TAYADlı Ölüm Orucu direnişçisi Bahri Yusufoğlunun yanına,
durumumu öğrenip hastahaneye gelen arkadaşlarım götürdüler. 9- Şu anda, önce koğuşta, sonra hücrede, sonra tecrit koğuşunda, sonra
zorla tıbbi müdahale tehdidi altında kaldığım hastahanedeki mahkum koğuşunda
sürdürdüğüm Ölüm Orucu direnişimi, TAYADlı aile Bahri Yusufoğlu
ile birlikte sürdürmekteyim. Neden? Ölüm Orucu, haklı ve meşru bir direniş eylemimiz olarak, F tipi hücreler,
1 ve 3 kişilik hücrelerde insanların ayakta işkence görmesine, beyinlerinin,
ruhlarının ve özgür düşüncelerinin teslim alınmak istenmesine, İMFye,
faşizme karşı sürdülen insanlık onurunu savunan direniş biçimidir. Bunun için nerde olursam olayım, Ölüm Orucu eylemini sürdürmeye devam
ediyorum. Şu anda Ankara ve İstanbul hastahanelerinde 50ye yakın
Ölüm Orucu direnişçisi hafızasını yitirdi, düşünceleri çocuklaştırıldı.

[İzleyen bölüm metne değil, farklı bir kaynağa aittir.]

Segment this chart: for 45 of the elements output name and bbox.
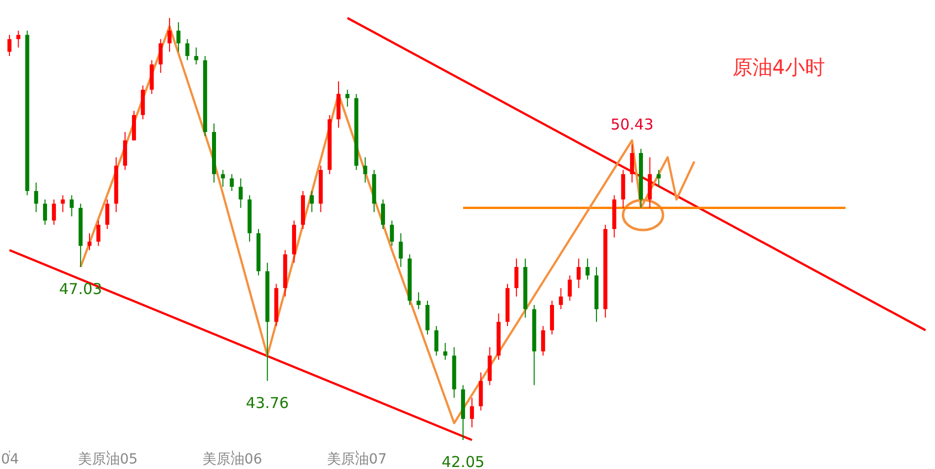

54 tane insanımız katledilmiş, yakılmış, kadın tutuklulara tecavüz edilmiştir.
Bunun hesabını kim verecek? İMF ve Göbelsçiler emperyalizm, faşizm gibi
düşünen beyinler yaratmak istiyor. Bu ülkede devrimciler varoldukça,
Anadolu halkının Bedreddinlerden gelen insanca ve özgürce düşünme
geleneği, Kurtuluş Savaşının anti-emperyalist geleneği sürdükçe,
insanlık onuru varoldukça, halk varoldukça başaramayacaklardır. (...) Ölüm Orucu direnişimiz F tipi hücrelere, tecrite, izolasyona, insanın
özgür düşüncesine, insanın onurunu kırma ve halka yönelik, vatana yönelik
emperyalizmin yaptığı saldırıya karşı bir direniştir. İMFye, F tipine karşıyım, insanlık onurunu savunuyorum, insanım
diyen herkesi bu direnişi sahiplenmeye çağırıyor, meşru, haklı, insani,
demokratik olan Ölüm Orucu taleplerinin kabul edilmesini istiyorum.